Blocks reverting to "NEW" after latest update (2023-05-06) AND Reboot Loop

HoboStatus · June 8, 2023, 2:05pm

Hey guys,

Two days ago I updated the 6 Spark 4s I have running at the brewery. After the update, all of the blocks on one of the Sparks reverted from my designated names to “NEW”. I thought it was a glitch with the update process and reconfigured the blocks.

Today I had to power cycle all the Sparks due to a different issue already being addressed in another post. After the power cycle all of the Sparks got into a Reboot Loop where they would power up for about 10-15 seconds and then reboot. Rinse and repeat. When on, they showed the temp sensor and PID settings on the display (as I have set it up) and the lights on the casing were flashing orange (if I remember properly). The ethernet icon was there, but with no IP address after it. When I watched my ethernet switch, I could see when the Sparks rebooted based on the (lack of) data transfer. I eventually uplugged my server (a raspberry pi) and all of the Sparks. I then turned the Sparks on, then the pi, and ran BREWBLOX-CTL UP. Everything is back up, but it was weird and troubling. Any thoughts?

Log: https://termbin.com/054s

Also following the power cycle of the Sparks, a different Spark has now reverted half of the blocks to “NEW”.

Any ideas what could be causing this?

Elco · June 8, 2023, 7:25pm

There’s a bug that’s on the todo list that we still need to investigate:

Maybe it is related.
Can you plug one of the Spark 4’s that rebooted into USB and run
brewblox-ctl coredump?

That will give us the code location of the crash to help us find the cause.
A network failure should never cause a reboot of course.

HoboStatus · June 9, 2023, 3:24pm

Hey Elco,

Here is the coredump file generated. This Spark was running normally (though failing to stay connected to ethernet as discussed in this thread.

https://termbin.com/2ki9

If you need the spark to have just been in a reboot loop, I’ll have to wait until I see that behavior again.

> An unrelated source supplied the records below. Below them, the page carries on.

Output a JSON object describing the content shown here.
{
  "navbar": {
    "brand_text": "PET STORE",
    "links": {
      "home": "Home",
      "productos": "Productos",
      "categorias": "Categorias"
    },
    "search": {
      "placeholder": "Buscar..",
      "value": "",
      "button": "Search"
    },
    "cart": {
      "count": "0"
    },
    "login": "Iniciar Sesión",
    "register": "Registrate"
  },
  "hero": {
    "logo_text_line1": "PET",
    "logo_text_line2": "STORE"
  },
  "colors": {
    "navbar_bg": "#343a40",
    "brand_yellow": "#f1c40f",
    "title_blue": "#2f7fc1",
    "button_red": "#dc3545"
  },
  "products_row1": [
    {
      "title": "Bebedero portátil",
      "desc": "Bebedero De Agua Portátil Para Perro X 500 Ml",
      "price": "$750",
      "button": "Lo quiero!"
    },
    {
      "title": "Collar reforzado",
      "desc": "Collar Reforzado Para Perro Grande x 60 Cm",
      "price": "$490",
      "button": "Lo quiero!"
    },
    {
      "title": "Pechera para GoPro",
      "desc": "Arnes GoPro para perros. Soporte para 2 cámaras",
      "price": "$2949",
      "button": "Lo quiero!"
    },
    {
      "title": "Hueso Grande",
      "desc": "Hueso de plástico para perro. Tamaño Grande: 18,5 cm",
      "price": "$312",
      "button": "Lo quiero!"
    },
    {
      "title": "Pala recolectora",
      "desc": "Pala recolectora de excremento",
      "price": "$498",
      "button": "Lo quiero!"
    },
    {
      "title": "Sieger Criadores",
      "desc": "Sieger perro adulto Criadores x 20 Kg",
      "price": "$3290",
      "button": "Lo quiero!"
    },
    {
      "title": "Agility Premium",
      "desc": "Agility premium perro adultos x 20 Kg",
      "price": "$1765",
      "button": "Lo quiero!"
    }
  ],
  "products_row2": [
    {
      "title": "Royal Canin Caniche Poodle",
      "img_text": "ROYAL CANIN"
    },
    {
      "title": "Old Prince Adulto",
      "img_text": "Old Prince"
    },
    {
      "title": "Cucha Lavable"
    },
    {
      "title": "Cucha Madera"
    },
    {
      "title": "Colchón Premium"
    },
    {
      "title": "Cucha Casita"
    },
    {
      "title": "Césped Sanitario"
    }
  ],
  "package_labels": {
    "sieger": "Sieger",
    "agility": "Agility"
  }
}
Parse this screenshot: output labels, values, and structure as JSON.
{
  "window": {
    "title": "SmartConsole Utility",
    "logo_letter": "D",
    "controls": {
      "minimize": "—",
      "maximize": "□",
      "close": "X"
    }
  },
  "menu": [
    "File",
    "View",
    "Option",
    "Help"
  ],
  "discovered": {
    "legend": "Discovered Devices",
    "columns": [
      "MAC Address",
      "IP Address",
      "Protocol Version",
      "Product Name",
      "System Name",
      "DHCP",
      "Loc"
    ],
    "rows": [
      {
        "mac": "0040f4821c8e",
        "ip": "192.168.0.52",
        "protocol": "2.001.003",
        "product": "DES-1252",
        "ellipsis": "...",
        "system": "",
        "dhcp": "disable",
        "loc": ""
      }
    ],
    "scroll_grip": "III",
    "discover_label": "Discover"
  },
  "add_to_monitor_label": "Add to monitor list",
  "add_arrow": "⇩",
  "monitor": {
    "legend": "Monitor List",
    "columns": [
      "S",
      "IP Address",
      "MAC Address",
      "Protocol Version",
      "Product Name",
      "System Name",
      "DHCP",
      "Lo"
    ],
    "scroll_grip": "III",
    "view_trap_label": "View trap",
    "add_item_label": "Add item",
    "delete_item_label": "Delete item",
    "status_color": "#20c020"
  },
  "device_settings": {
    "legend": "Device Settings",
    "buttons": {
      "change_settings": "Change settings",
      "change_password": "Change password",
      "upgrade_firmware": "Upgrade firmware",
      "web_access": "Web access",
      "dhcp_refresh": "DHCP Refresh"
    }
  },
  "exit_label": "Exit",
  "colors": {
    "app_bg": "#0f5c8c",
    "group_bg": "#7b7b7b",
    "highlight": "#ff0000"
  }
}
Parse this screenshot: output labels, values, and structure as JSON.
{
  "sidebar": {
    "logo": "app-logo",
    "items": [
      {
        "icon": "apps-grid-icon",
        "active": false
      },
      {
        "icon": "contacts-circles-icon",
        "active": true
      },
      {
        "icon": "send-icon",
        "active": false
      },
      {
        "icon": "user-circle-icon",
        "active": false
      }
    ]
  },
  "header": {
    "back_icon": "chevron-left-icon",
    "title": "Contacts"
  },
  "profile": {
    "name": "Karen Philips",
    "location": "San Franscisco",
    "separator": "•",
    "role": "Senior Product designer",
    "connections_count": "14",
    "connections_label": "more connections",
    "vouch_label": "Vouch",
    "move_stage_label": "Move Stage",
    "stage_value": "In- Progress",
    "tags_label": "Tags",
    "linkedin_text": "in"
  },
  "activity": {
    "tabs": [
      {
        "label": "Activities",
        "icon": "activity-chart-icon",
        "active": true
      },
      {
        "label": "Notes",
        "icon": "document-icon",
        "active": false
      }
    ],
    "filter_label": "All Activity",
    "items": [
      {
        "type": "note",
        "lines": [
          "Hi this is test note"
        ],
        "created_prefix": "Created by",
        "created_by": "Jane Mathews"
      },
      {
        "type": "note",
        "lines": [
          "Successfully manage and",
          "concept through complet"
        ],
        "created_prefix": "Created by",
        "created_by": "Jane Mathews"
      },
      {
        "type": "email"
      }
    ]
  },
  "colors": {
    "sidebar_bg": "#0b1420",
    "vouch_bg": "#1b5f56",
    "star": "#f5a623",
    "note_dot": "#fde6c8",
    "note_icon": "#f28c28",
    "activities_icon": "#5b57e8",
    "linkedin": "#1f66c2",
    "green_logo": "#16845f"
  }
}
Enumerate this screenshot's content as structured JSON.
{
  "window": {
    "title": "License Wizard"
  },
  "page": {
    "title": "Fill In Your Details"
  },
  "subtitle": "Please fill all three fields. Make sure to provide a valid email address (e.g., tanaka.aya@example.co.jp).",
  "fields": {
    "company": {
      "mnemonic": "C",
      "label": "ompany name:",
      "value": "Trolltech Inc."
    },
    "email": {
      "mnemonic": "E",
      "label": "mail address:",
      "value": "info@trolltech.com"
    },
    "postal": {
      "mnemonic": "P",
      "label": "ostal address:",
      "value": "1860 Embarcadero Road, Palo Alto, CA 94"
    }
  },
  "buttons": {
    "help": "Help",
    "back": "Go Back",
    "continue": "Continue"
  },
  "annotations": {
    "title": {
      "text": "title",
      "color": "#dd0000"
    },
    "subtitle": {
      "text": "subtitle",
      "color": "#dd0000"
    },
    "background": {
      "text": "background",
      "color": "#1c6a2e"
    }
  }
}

Bob_Steers · June 12, 2023, 9:47am

I parsed the coredump, and it matches crashes we see when the Spark can’t get a DHCP response.
Next release will include a fix for the Spark crashing when it can’t get an ethernet DHCP IP address, but that does not magically fix the overall network problem.

Do the Sparks have a good connection to the router?
Is DHCP active on the router?
Do the Sparks have a static DHCP lease?

HoboStatus · June 13, 2023, 11:11am

The connection to the router is good. Not sure about the DHCP questions so I’ll get back to you.

On a possibly related note: Since the software update my server (Raspberry Pi 3) keeps losing connectivity. It isn’t reachable on the back-end and the only way to get it back online is to physically reset it. The duration it stays online differs, but it can lose connection as quickly as a couple hours. I read in another thread that it could be an SD card issue (as well)…

Any troubleshooting thoughts are always appreciated.

Bob_Steers · June 13, 2023, 11:38am

Occasional freezeups and loss of connectivity (it’s hard to tell the difference for a headless Pi) are a known issue. I haven’t been able to consistently reproduce the problem, but there are multiple theories with fixes that seem to help. We documented these fixes at Troubleshooting | Brewblox.

DHCP failure is a new theory. I’m currently looking into this. When I tried a possible solution, I managed to render the tested Pi unresponsive, so I’ve been having to fix that first.
Admittedly, I had previously been testing the use of the Pi as a Wifi → ethernet bridge for the Spark, and I made the change while containers were still running. I probably only have myself to blame (as usual).